🤖 AI Summary
Existing diffusion models excel at image generation but exhibit limited image understanding capabilities, necessitating separate models for generation and understanding tasks. This work introduces the first end-to-end multimodal diffusion framework unifying text-to-image generation, image captioning, and visual question answering within a single architecture.

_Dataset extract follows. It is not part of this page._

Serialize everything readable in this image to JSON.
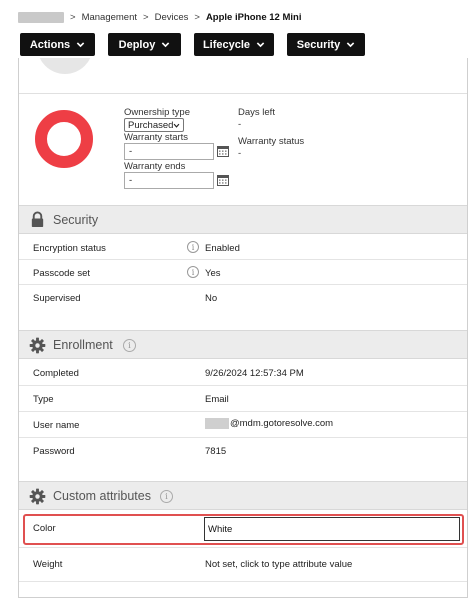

Methodologically, it (1) establishes the first joint diffusion modeling of image and text conditional likelihoods; (2) formulates a cross-modal maximum-likelihood objective, enabling simultaneous optimization of dual-branch diffusion Transformers under a unified loss; and (3) builds upon the MM-DiT architecture, integrating discrete language modeling with cross-modal diffusion training. Experiments demonstrate state-of-the-art performance among unified multimodal models on both generative and understanding benchmarks, validating that diffusion-based modeling can effectively supplant autoregressive language modeling in multimodal settings.
📝 Abstract
Diffusion models have gained tremendous success in text-to-image generation, yet still lag behind with visual understanding tasks, an area dominated by autoregressive vision-language models. We propose a large-scale and fully end-to-end diffusion model for multi-modal understanding and generation that significantly improves on existing diffusion-based multimodal models, and is the first of its kind to support the full suite of vision-language modeling capabilities. Inspired by the multimodal diffusion transformer (MM-DiT) and recent advances in discrete diffusion language modeling, we leverage a cross-modal maximum likelihood estimation framework that simultaneously trains the conditional likelihoods of both images and text jointly under a single loss function, which is back-propagated through both branches of the diffusion transformer. The resulting model is highly flexible and capable of a wide range of tasks including image generation, captioning, and visual question answering. Our model attained competitive performance compared to recent unified image understanding and generation models, demonstrating the potential of multimodal diffusion modeling as a promising alternative to autoregressive next-token prediction models.